Ybarra’s manager, Pam Mariscal, witnessed these two interactions. Some time later, Mariscal called Ybarra back to the store and instructed them to refrain from distributing buttons during work time on Starbucks property. Ybarra responded that they were on a 10-minute break during one of the incidents, but Mariscal maintained that a break “is still considered a company paid-time, so it is not something you should be doing while on the clock.”

Starbucks in Hot Water

Along with other complaints from the union of unfair labor practices , the Board’s general counsel issued a complaint alleging that Starbucks violated the National Labor Relations Act, specifically Section 8(a)(1), which prevents an employer from interfering with, restraining, or coercing employees in the exercise of their right to self-organize, form, or assist in labor organizations.

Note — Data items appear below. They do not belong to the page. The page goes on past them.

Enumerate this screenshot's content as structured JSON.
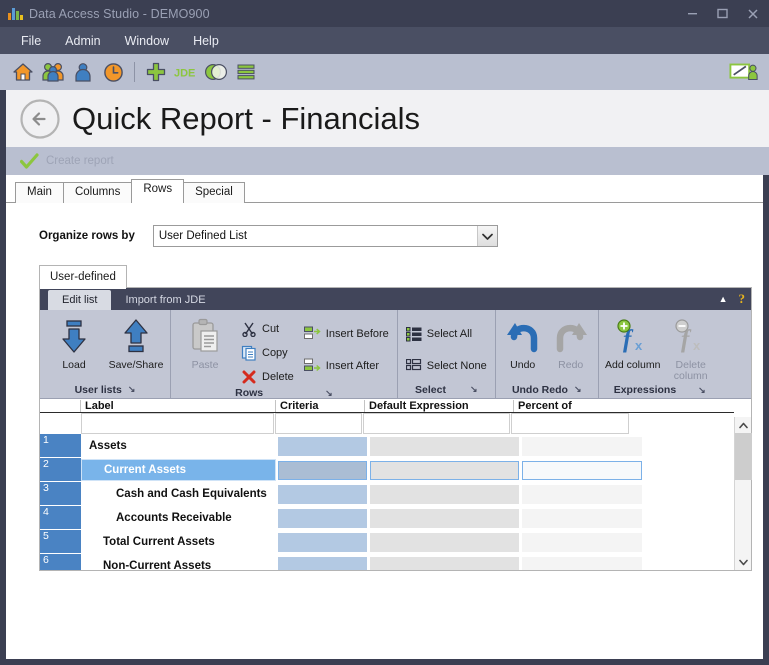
{
  "window": {
    "title": "Data Access Studio - DEMO900",
    "minimize": "–",
    "maximize": "❑",
    "close": "✕"
  },
  "menu": {
    "items": [
      "File",
      "Admin",
      "Window",
      "Help"
    ]
  },
  "toolbar": {
    "icons": [
      {
        "name": "home-icon",
        "label": "Home"
      },
      {
        "name": "users-group-icon",
        "label": "Users"
      },
      {
        "name": "user-icon",
        "label": "User"
      },
      {
        "name": "clock-icon",
        "label": "Scheduler"
      },
      {
        "name": "plus-icon",
        "label": "New"
      },
      {
        "name": "jde-icon",
        "label": "JDE"
      },
      {
        "name": "venn-icon",
        "label": "Join"
      },
      {
        "name": "list-icon",
        "label": "List"
      }
    ],
    "right_icon": {
      "name": "presenter-screen-icon",
      "label": "Present"
    }
  },
  "header": {
    "back_icon": "back-arrow-icon",
    "title": "Quick Report - Financials",
    "action_icon": "check-icon",
    "action_label": "Create report"
  },
  "main_tabs": {
    "items": [
      {
        "label": "Main",
        "active": false
      },
      {
        "label": "Columns",
        "active": false
      },
      {
        "label": "Rows",
        "active": true
      },
      {
        "label": "Special",
        "active": false
      }
    ]
  },
  "organize": {
    "label": "Organize rows by",
    "value": "User Defined List",
    "options": [
      "User Defined List"
    ],
    "arrow": "⌄"
  },
  "sub_tabs": {
    "items": [
      {
        "label": "User-defined",
        "active": true
      }
    ]
  },
  "ribbon": {
    "tabs": [
      {
        "label": "Edit list",
        "active": true
      },
      {
        "label": "Import from JDE",
        "active": false
      }
    ],
    "collapse_icon": "chevron-up-icon",
    "help_icon": "help-question-icon",
    "help_glyph": "?",
    "collapse_glyph": "▲",
    "dialog_launcher_glyph": "↘",
    "groups": [
      {
        "title": "User lists",
        "big_buttons": [
          {
            "label": "Load",
            "icon": "download-arrow-icon",
            "disabled": false
          },
          {
            "label": "Save/Share",
            "icon": "upload-arrow-icon",
            "disabled": false
          }
        ],
        "small_buttons": []
      },
      {
        "title": "Rows",
        "big_buttons": [
          {
            "label": "Paste",
            "icon": "clipboard-paste-icon",
            "disabled": true
          }
        ],
        "small_buttons": [
          {
            "label": "Cut",
            "icon": "scissors-icon",
            "disabled": false
          },
          {
            "label": "Copy",
            "icon": "copy-pages-icon",
            "disabled": false
          },
          {
            "label": "Delete",
            "icon": "red-x-icon",
            "disabled": false
          },
          {
            "label": "Insert Before",
            "icon": "insert-before-icon",
            "disabled": false
          },
          {
            "label": "Insert After",
            "icon": "insert-after-icon",
            "disabled": false
          }
        ]
      },
      {
        "title": "Select",
        "big_buttons": [],
        "small_buttons": [
          {
            "label": "Select All",
            "icon": "select-all-icon",
            "disabled": false
          },
          {
            "label": "Select None",
            "icon": "select-none-icon",
            "disabled": false
          }
        ]
      },
      {
        "title": "Undo Redo",
        "big_buttons": [
          {
            "label": "Undo",
            "icon": "undo-arrow-icon",
            "disabled": false
          },
          {
            "label": "Redo",
            "icon": "redo-arrow-icon",
            "disabled": true
          }
        ],
        "small_buttons": []
      },
      {
        "title": "Expressions",
        "big_buttons": [
          {
            "label": "Add column",
            "icon": "add-function-icon",
            "disabled": false
          },
          {
            "label": "Delete column",
            "icon": "remove-function-icon",
            "disabled": true
          }
        ],
        "small_buttons": []
      }
    ]
  },
  "grid": {
    "columns": [
      "",
      "Label",
      "Criteria",
      "Default Expression",
      "Percent of"
    ],
    "filters": [
      "",
      "",
      ""
    ],
    "rows": [
      {
        "num": "1",
        "label": "Assets",
        "indent": 1,
        "selected": false,
        "criteria": "",
        "default_expression": "",
        "percent_of": ""
      },
      {
        "num": "2",
        "label": "Current Assets",
        "indent": 2,
        "selected": true,
        "criteria": "",
        "default_expression": "",
        "percent_of": ""
      },
      {
        "num": "3",
        "label": "Cash and Cash Equivalents",
        "indent": 3,
        "selected": false,
        "criteria": "",
        "default_expression": "",
        "percent_of": ""
      },
      {
        "num": "4",
        "label": "Accounts Receivable",
        "indent": 3,
        "selected": false,
        "criteria": "",
        "default_expression": "",
        "percent_of": ""
      },
      {
        "num": "5",
        "label": "Total Current Assets",
        "indent": 2,
        "selected": false,
        "criteria": "",
        "default_expression": "",
        "percent_of": ""
      },
      {
        "num": "6",
        "label": "Non-Current Assets",
        "indent": 2,
        "selected": false,
        "criteria": "",
        "default_expression": "",
        "percent_of": ""
      }
    ],
    "scroll_up_glyph": "⌃",
    "scroll_down_glyph": "⌄"
  },
  "colors": {
    "titlebar": "#3b3f52",
    "menubar": "#4a4f63",
    "toolbar": "#b9bfd0",
    "accent_orange": "#f2972a",
    "accent_green": "#8cc63f",
    "accent_blue": "#3f7fc1",
    "row_number": "#4a83c3",
    "selected_row": "#79b4ea",
    "criteria_cell": "#b3c9e3",
    "ribbon": "#c2c6d4",
    "ribbon_tabbar": "#41455a"
  }
}
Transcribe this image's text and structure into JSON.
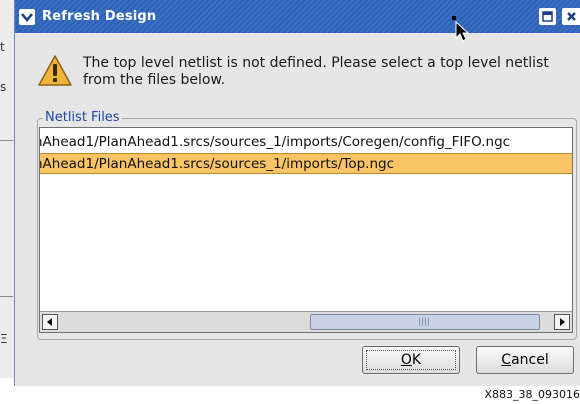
{
  "background": {
    "fragments": [
      "t",
      "s",
      "Ξ"
    ]
  },
  "window": {
    "title": "Refresh Design",
    "title_bar_color": "#3366b8"
  },
  "dialog": {
    "message": "The top level netlist is not defined. Please select a top level netlist from the files below.",
    "group_label": "Netlist Files",
    "netlist_files": [
      "nAhead1/PlanAhead1.srcs/sources_1/imports/Coregen/config_FIFO.ngc",
      "nAhead1/PlanAhead1.srcs/sources_1/imports/Top.ngc"
    ],
    "selected_index": 1,
    "selection_color": "#f8c465",
    "ok": {
      "accel": "O",
      "rest": "K"
    },
    "cancel": {
      "accel": "C",
      "rest": "ancel"
    }
  },
  "figure_id": "X883_38_093016"
}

The Board found that Starbucks had violated Section 8(a)(1) of the Act by instructing Ybarra not to hand out buttons or pins while at work, and ordered that Starbucks refrain from interfering with employees’ organization rights and post a remedial notice. Starbucks appealed the Board’s decision, and the Board cross-applied for enforcement.

A divided D.C. Circuit affirmed the Board’s decision and held that there was substantial evidence supporting the conclusion that Starbucks interfered with the rights of Ybarra and other employees. In particular, the court noted that Mariscal told Ybarra that they could not hand out things to customers that were not their food and beverage orders, and prevented Ybarra from handing out union paraphernalia even when they were on a break.

Additionally, the court rejected arguments that Mariscal’s statements were limited to Ybarra’s interactions with Starbucks customers, which are inherently always on the “selling floor.” Instead, the court held that Mariscal’s statements were broad enough to cover all of Starbucks’ property, including non-public areas during the employee’s paid break time.

Not Everyone’s Cup of Tea

Judge Gregory Katsas dissented, noting that Mariscal’s admonitions arose after Ybarra appeared to hand pro-union buttons to customers on multiple occasions. Judge Katsas noted that it is not an unfair labor practice for employers to prohibit employees from distributing union or other material in public areas of a retail establishment regardless of whether the employees are actively working or on paid breaks. Judge Katsas also noted that, even when Ybarra handed pro-union paraphernalia to the other Starbucks employee, that interaction happened in the public area of the store, and the other employee was in plain clothes, appeared to be a customer, and was a stranger to Ybarra at the time. Thus, when Mariscal confronted Ybarra, she only reprimanded Ybarra for distributing buttons and pins to customers, an activity that Starbucks was free to restrict even if Ybarra was on a break at the time.

Creating Your Perfect Blend

While the decision against Starbucks may seem niche, it also shows how granular the NLRB (and perhaps the courts) will be when examining a manager’s interactions with employees as it relates to union activity.

To make sure your business does not run the risk of a tense coffee date with the Board, remember these few tips:

  • Blanket bans on soliciting or distributing union material during all work time, even on paid break time, are presumptively invalid.
  • While you can prevent employees from soliciting and distributing union materials to customers, you and your managers should be specific when addressing where and when employees can distribute those materials.
  • Don’t be too quick to judge a customer by his or her looks, especially if your business has multiple locations; if Mariscal had asked questions to clarify Ybarra’s second encounter before she reacted, she may have been able to clarify her remarks to avoid the Board’s actions.
  • If employees are on a break, and in an area where customers are not present, there are very few limitations, if any, you can impose on their union activities.